The beautiful, breathtaking talent that is Andrew Scott reads for us ‘Everything is Going to be All Right’ by Derek Mahon. Andrew has asked to dedicate this to Men Against Cancer Ireland @menagainstcancer Andrew we salute you! 🕺 It comes under the prescription for need for reassurance. Here’s how it reads as written in the book @thepoetrypharmacy @thepoetryremedy There are moments in life when the banal suddenly, and quite without warning, becomes the transcendent. Perhaps a shaft of afternoon light paints a familiar view an unfamiliar gold; perhaps dust in a sunbeam or the dance of sparks above a fire transport you, for a long instant, to somewhere else altogether. The almost magical-seeming reflections of ripples on a ceiling are transfixing in just the same way. In moments like these- awe-struck moments when the ferocious beauty of the everyday catches us unawares- we are often moved to a reassessment. One flash of sunlight can be all it takes to give us the sense of possibility that can change everything. As a great sufferer from depression myself, I find a small moment like this, a sudden splash of serenity and beauty, can provide the impetus needed to run my mood around. Not completely, perhaps, and not permanently- but sometimes a small push is all any of us is waiting for. Derek Mahon’s poem ‘Everything is Going to be All Right’ describes wonderfully the feeling of that little push and reassessment. And there’s something hugely powerful, too, about its final line. When my children are suffering and I hold them in my arms, it seems to be the most natural mantra in the world: Everything will be all right. There’s a comfort to those words, whether or not they’ll prove to be true. OF course, some wounds don’t heal, and some wrongs go un-righted. But in the grander sense, in the everything sense, things to tend to be all right. Too often, our pain is either in our heads or magnified beyond all proportion. If we can learn to manage it, if we can find that oasis of calm in the reflection of the waves, then we might find that out problems are not as all-consuming as we imagined. Thank you thank you Andrew! 😘

A post shared by @ emilia_clarke on

The Poetry Pharmacy was a created by William Sieghart as a project to prescribe poems to individuals based on their own ailments, from loneliness and heartbreak to self-doubt and hopelessness. He then collected these poems into a number of anthologies.

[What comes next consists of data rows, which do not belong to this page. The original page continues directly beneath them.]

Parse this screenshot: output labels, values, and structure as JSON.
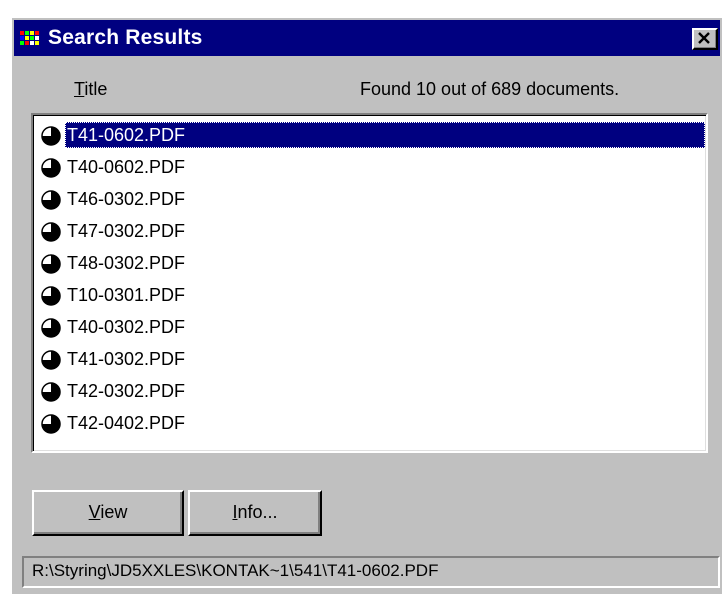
{
  "window": {
    "title": "Search Results",
    "close_label": "×"
  },
  "header": {
    "column_title_first": "T",
    "column_title_rest": "itle",
    "found_text": "Found 10 out of 689 documents."
  },
  "results": {
    "selected_index": 0,
    "items": [
      {
        "label": "T41-0602.PDF",
        "icon": "relevance-pie-icon"
      },
      {
        "label": "T40-0602.PDF",
        "icon": "relevance-pie-icon"
      },
      {
        "label": "T46-0302.PDF",
        "icon": "relevance-pie-icon"
      },
      {
        "label": "T47-0302.PDF",
        "icon": "relevance-pie-icon"
      },
      {
        "label": "T48-0302.PDF",
        "icon": "relevance-pie-icon"
      },
      {
        "label": "T10-0301.PDF",
        "icon": "relevance-pie-icon"
      },
      {
        "label": "T40-0302.PDF",
        "icon": "relevance-pie-icon"
      },
      {
        "label": "T41-0302.PDF",
        "icon": "relevance-pie-icon"
      },
      {
        "label": "T42-0302.PDF",
        "icon": "relevance-pie-icon"
      },
      {
        "label": "T42-0402.PDF",
        "icon": "relevance-pie-icon"
      }
    ]
  },
  "buttons": {
    "view_first": "V",
    "view_rest": "iew",
    "info_first": "I",
    "info_rest": "nfo..."
  },
  "status": {
    "path": "R:\\Styring\\JD5XXLES\\KONTAK~1\\541\\T41-0602.PDF"
  },
  "colors": {
    "titlebar": "#000080",
    "selection": "#000080",
    "face": "#c0c0c0"
  }
}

Writing about Mahon's poem in the book, which Clarke quotes in her post, he says: "One flash of sunlight can be all it takes to give us the sense of possibility that can change everything. As a great sufferer from depression myself, I find a small moment like this, a sudden splash of serenity and beauty, can provide the impetus needed to run my mood around. Not completely, perhaps, and not permanently- but sometimes a small push is all any of us is waiting for."

Scott's performance in solo show Sea Wall by Simon Stephens is also available to watch until Monday.